First, Nick Penniman, founder and CEO of the nonpartisan political reform group Issue One, argues the FCC ruling does not do enough to protect the electorate from other sources of AI-generated fraud. Political advertising powered by AI-generated images and videos is a major source of fraud and is an “existential threat to democracy.” The new ruling, however, does not expand the scope of the Commission’s power to regulate such the whole range of potential communications since the decision is limited to robocalls, which are not images or videos. This limited scope leaves AI-generated images and videos unregulated while political campaigns and their supporters increasingly use such materials ahead of the election.

Second, while some commenters argue the holding does not do enough to combat AI fraud in political advertising, Aaron Tifft, an attorney at Hall Estill, protests that the decision is too broad. Tifft argues that the ruling’s ambiguity increases the burden on innocent telemarketers by requiring them to obtain consent before every AI-generated communication with a potential client, shareholder, or employee. For example, the ruling leaves open a gray area surrounding whether text messages also fall within the scope of TCPA sanctions. Commenters like Tifft worry this uncertainty could lead to frivolous and costly lawsuits for businesses.

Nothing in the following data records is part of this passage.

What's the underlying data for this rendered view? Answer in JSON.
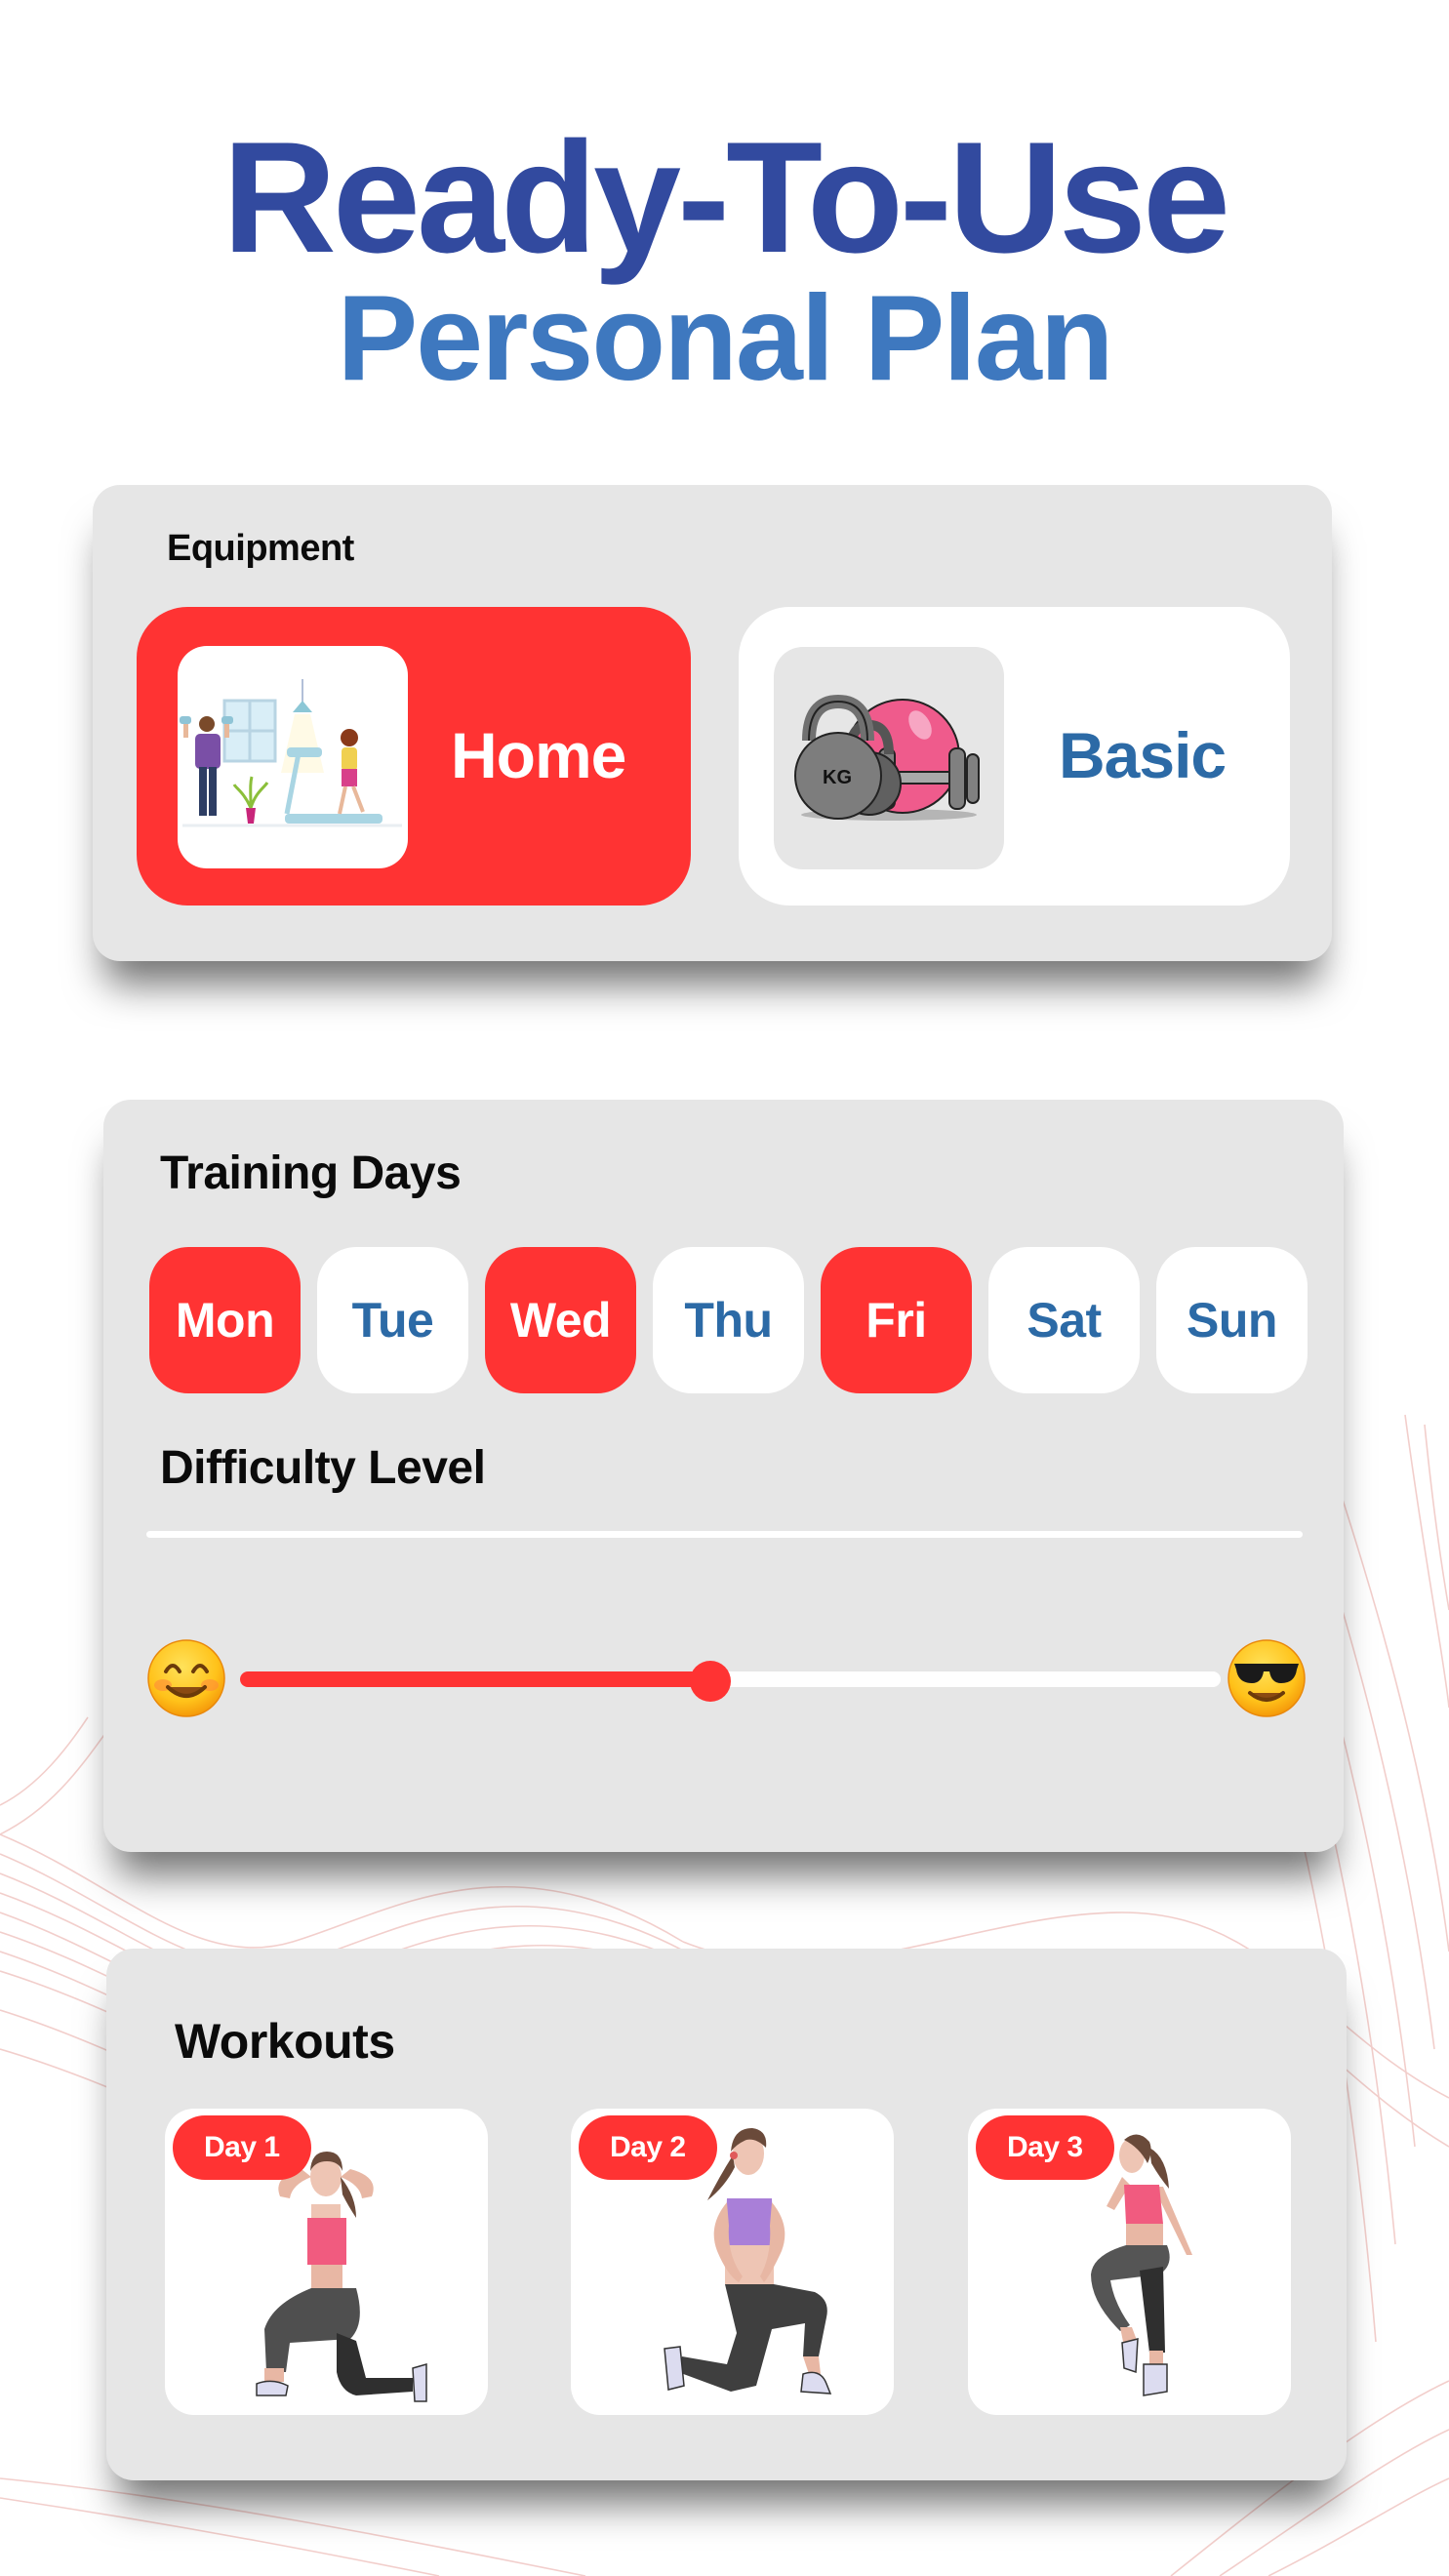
{
  "header": {
    "title_line1": "Ready-To-Use",
    "title_line2": "Personal Plan"
  },
  "colors": {
    "accent_red": "#ff3333",
    "title_blue_dark": "#324a9f",
    "title_blue_light": "#3e78bf",
    "label_blue": "#2c6aa6",
    "card_gray": "#e6e6e6"
  },
  "equipment": {
    "label": "Equipment",
    "options": [
      {
        "label": "Home",
        "image": "home-workout-illustration",
        "selected": true
      },
      {
        "label": "Basic",
        "image": "kettlebell-dumbbell-ball-illustration",
        "selected": false
      }
    ]
  },
  "training_days": {
    "label": "Training Days",
    "days": [
      {
        "label": "Mon",
        "selected": true
      },
      {
        "label": "Tue",
        "selected": false
      },
      {
        "label": "Wed",
        "selected": true
      },
      {
        "label": "Thu",
        "selected": false
      },
      {
        "label": "Fri",
        "selected": true
      },
      {
        "label": "Sat",
        "selected": false
      },
      {
        "label": "Sun",
        "selected": false
      }
    ]
  },
  "difficulty": {
    "label": "Difficulty Level",
    "min_icon": "smiling-face-emoji",
    "max_icon": "sunglasses-face-emoji",
    "value_fraction": 0.48
  },
  "workouts": {
    "label": "Workouts",
    "items": [
      {
        "badge": "Day 1",
        "image": "lunge-hands-behind-head"
      },
      {
        "badge": "Day 2",
        "image": "lunge-hands-on-hips"
      },
      {
        "badge": "Day 3",
        "image": "high-knee-raise"
      }
    ]
  }
}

Finally, Eric Burger, research director of the Commonwealth Cyber Initiative at Virginia Tech, and former chief technology officer at the FCC from 2017 until 2019, questions the enforceability of the unanimous decision. According to Burger, the current method of so-called “one-step traceback” has been effective. This method involves identifying the source of a robocall to trace the call back through the complex network of telecom infrastructure and identify the call’s originating point. However, one-step traceback is cumbersome and expends an inordinate amount of law enforcement resources, so the FCC has traditionally only prosecuted the largest robocall efforts. Now, AI has lowered the barriers to entry for robocallers, allowing them to deploy thousands of robocalls a day. Even with its new ruling, the FCC’s current protocols have not yet adapted to the rapid pace of AI-powered robocalls and responding using existing protocols would burden state investigatory efforts without achieving the disincentive the FCC envisions in this ruling.

The FCC’s decision represents a significant step in addressing AI-powered robocalls, but it does not mark the end of this story. The evolving nature of technology necessitates a collaborative and adaptable approach to ensure consumer protection without hindering innovation. Ongoing discussions, clear regulations, and effective enforcement will be crucial in keeping our communication channels free from unwanted and potentially harmful AI-powered robocalls.